Foxpaw: I'm confused: you would have to replicate the bool to the server in order for it to replicate the function back.. wouldn't it be easier to just have the client call that function itself?

GW: I'll post another 'Sample' with an example so you can see exactly what I mean. You dont have to replicate the boolean because the server is the only box that needs to know its value. The server is the one that's calling a client only function via it's tick.

Foxpaw: Ooooh, I see what you mean. I thought you meant that it wasn't possible for the server to pick up on client inputs AT ALL without that workaround. I see now, but wouldn't it be easier in that instance to call the client function from the exec function itself? IE:

// I don't actually write my programs like this BTW. :P
exec function ExecuteThis( string ImAnArgument )
  MangleMyArguments( ImAnArgument );
  DoSomethingnow( ImAnArgument );

  CallThisOnTheClient( ImAnArgument );

simulated function CallThisOnTheClient( string ImAnArgument )
  if ( Role == ROLE_Authority ) return;

  ClientFunctionality( ImAnArgument );
  IHopeThisFunctionGotCalled( true );

GW: hehe, thats exactly what I was trying to say. You cannot call a function on a client from the server using an exec. Here's another sample. [Another Networking Sample] It contains a working example of the boolean method via tick(). There's a few commented sections, which if uncommented, show the function in question doesn't log on the client like it's supposed too.

Wormbo: Would all this fit onto a [/pitfalls and known bugs]? page? It clearly requires a Refactor Me tag. ;)

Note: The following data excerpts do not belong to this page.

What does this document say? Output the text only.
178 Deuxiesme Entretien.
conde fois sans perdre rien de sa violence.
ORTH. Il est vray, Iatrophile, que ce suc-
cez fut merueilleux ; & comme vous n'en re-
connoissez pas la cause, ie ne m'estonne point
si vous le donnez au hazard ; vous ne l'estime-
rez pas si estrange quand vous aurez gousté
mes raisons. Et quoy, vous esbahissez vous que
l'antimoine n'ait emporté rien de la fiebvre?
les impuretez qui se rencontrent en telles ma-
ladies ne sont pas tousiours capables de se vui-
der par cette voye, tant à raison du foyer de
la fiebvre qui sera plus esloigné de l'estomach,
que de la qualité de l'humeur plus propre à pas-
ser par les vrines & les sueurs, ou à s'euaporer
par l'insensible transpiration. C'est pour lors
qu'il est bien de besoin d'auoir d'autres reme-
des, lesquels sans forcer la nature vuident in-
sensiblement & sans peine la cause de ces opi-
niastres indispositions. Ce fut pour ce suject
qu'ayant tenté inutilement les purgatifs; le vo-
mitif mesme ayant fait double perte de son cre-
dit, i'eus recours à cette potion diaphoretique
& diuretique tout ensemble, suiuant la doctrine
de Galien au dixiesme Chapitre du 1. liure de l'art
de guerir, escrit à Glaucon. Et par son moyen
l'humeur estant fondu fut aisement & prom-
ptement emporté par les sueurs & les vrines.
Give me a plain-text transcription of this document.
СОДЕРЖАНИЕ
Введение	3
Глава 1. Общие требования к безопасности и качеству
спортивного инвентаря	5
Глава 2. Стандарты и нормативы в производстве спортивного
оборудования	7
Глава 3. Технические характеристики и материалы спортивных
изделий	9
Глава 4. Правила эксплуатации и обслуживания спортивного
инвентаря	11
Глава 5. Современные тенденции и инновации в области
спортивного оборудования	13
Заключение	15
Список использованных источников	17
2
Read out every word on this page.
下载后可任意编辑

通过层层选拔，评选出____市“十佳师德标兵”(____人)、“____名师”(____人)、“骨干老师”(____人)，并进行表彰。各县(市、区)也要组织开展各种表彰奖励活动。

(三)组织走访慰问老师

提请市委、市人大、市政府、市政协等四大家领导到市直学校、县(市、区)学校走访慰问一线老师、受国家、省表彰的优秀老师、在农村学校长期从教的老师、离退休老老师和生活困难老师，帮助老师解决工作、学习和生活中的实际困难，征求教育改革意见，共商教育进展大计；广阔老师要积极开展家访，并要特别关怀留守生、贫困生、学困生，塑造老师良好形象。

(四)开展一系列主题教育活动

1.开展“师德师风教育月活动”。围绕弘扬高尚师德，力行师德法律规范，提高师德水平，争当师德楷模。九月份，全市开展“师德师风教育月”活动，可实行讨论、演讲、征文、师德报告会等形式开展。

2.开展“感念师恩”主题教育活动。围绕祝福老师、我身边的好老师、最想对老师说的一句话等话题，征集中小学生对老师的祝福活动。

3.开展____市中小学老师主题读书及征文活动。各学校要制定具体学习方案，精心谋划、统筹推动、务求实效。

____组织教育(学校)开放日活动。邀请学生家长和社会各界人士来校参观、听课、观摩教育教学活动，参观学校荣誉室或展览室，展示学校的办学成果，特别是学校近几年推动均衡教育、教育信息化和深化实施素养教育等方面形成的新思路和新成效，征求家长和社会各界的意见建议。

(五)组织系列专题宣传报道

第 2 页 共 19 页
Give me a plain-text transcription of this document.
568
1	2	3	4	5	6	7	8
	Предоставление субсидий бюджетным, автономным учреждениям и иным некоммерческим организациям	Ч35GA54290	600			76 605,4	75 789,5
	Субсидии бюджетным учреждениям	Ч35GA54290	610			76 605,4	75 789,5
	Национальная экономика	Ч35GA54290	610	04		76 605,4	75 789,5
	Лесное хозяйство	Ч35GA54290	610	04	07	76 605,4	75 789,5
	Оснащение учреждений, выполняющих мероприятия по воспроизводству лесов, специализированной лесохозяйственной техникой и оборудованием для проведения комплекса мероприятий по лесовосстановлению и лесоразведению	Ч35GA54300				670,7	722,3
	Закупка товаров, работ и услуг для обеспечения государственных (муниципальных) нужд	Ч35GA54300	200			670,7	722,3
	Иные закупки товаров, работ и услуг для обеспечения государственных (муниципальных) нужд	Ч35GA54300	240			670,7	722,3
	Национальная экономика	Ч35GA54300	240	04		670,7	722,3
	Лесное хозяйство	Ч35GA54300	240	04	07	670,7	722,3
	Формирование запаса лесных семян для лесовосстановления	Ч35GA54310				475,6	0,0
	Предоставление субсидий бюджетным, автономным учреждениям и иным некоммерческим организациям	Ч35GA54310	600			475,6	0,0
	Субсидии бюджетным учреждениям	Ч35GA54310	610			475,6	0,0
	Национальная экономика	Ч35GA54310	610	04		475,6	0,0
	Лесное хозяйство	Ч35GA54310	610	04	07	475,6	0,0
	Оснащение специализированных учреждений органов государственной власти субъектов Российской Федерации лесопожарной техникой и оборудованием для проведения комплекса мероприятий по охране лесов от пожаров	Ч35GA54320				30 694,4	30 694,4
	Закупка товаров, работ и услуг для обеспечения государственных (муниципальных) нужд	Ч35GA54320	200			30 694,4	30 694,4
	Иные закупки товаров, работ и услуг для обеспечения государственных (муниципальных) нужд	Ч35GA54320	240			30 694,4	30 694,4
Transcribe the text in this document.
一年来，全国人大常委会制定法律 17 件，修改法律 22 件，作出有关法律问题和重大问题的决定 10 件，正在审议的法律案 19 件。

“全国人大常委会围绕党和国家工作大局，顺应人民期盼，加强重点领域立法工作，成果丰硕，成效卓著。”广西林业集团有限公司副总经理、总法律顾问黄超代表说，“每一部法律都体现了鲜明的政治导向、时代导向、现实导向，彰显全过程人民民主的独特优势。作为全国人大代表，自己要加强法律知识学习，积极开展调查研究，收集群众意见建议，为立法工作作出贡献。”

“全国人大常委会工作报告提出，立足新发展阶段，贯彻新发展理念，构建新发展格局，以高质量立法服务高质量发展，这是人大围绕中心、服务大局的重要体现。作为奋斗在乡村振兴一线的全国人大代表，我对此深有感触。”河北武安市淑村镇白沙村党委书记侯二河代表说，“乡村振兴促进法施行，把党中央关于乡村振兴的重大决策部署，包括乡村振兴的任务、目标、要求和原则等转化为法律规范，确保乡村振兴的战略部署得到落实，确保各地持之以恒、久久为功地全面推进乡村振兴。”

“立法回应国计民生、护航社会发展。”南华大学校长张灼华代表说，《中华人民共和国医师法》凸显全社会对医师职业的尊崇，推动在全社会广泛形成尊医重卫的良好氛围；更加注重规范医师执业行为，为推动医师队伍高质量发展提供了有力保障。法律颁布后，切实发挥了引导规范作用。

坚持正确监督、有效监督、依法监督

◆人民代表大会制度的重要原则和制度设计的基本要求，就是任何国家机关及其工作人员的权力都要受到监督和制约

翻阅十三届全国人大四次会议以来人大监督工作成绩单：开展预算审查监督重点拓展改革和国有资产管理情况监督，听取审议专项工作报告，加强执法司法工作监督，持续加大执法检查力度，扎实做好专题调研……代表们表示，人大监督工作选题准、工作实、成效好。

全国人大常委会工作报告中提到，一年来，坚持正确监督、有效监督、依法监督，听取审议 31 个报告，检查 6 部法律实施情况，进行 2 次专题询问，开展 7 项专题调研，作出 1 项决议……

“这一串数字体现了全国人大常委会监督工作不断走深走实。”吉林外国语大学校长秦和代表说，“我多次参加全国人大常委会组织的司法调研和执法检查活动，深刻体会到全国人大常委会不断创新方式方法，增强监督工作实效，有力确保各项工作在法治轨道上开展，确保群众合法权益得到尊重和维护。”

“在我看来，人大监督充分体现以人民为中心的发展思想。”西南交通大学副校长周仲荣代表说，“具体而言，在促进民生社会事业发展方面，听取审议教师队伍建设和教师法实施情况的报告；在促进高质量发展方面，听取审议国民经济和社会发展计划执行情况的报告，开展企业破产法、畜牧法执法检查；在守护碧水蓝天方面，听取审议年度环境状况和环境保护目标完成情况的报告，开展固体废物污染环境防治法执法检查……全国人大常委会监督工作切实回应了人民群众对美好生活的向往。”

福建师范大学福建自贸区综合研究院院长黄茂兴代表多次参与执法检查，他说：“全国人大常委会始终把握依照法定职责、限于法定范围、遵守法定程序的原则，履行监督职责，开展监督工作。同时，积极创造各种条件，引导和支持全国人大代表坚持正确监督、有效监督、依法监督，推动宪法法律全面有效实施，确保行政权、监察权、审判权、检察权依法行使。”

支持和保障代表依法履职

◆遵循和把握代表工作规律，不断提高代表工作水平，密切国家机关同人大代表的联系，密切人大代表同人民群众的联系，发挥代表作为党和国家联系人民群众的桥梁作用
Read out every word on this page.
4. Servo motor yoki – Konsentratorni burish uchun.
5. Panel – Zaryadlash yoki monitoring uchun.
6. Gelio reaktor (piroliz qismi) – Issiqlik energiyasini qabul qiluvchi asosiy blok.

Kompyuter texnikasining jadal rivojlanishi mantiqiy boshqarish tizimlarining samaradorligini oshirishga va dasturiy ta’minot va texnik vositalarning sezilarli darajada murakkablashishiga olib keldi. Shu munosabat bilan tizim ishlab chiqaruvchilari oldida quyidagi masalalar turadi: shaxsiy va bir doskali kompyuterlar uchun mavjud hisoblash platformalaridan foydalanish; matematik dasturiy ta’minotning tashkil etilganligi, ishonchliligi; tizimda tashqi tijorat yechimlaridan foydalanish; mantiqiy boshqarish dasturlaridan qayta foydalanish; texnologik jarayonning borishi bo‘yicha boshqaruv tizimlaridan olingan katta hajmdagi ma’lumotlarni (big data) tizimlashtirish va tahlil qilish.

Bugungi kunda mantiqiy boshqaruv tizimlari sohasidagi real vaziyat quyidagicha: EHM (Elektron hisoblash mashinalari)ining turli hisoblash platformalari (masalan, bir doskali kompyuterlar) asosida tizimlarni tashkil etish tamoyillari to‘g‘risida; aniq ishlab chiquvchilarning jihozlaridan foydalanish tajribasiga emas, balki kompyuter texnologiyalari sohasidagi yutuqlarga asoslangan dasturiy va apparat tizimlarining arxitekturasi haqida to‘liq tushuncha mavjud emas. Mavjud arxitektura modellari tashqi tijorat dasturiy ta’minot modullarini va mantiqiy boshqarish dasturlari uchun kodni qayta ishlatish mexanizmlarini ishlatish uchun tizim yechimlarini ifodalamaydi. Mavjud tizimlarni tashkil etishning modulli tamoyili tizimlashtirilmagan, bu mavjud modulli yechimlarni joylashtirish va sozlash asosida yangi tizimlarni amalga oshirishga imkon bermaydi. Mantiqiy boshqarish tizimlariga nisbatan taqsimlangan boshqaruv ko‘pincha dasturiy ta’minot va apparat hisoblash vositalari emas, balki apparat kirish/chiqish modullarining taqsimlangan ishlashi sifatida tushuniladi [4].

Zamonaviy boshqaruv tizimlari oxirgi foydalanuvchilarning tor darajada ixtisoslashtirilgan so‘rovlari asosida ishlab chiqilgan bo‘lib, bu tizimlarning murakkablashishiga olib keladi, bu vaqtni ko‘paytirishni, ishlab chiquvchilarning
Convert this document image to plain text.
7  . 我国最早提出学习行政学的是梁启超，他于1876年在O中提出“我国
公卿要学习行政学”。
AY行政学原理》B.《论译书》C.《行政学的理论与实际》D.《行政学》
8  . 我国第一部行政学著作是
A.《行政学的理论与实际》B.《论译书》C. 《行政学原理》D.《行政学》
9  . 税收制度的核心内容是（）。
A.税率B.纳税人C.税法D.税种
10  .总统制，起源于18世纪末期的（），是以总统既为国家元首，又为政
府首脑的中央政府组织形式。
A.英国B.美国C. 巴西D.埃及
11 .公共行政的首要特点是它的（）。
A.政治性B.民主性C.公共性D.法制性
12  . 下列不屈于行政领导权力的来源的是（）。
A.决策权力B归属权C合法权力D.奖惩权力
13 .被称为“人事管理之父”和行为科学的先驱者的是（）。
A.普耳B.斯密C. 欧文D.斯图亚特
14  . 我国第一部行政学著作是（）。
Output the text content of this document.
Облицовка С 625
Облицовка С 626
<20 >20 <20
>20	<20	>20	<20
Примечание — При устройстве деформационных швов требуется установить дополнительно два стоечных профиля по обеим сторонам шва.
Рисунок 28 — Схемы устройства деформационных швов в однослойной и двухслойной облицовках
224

MasterOfTheDark: In response to Haral's 'unwanted function': I have managed to duplicate this effect and discovered the problem: "This replicated function calls for FunctionName to the server if the actor is owned by this client's player." The object you are trying to replicate a function on isn't owned by the client you're replicating from. I had the same problem when trying to make a shopkeeper - I fixed it by having my client call a function on one of it's owned objects (the player's Pawn) which in turn called the shopkeeper's Purchase function.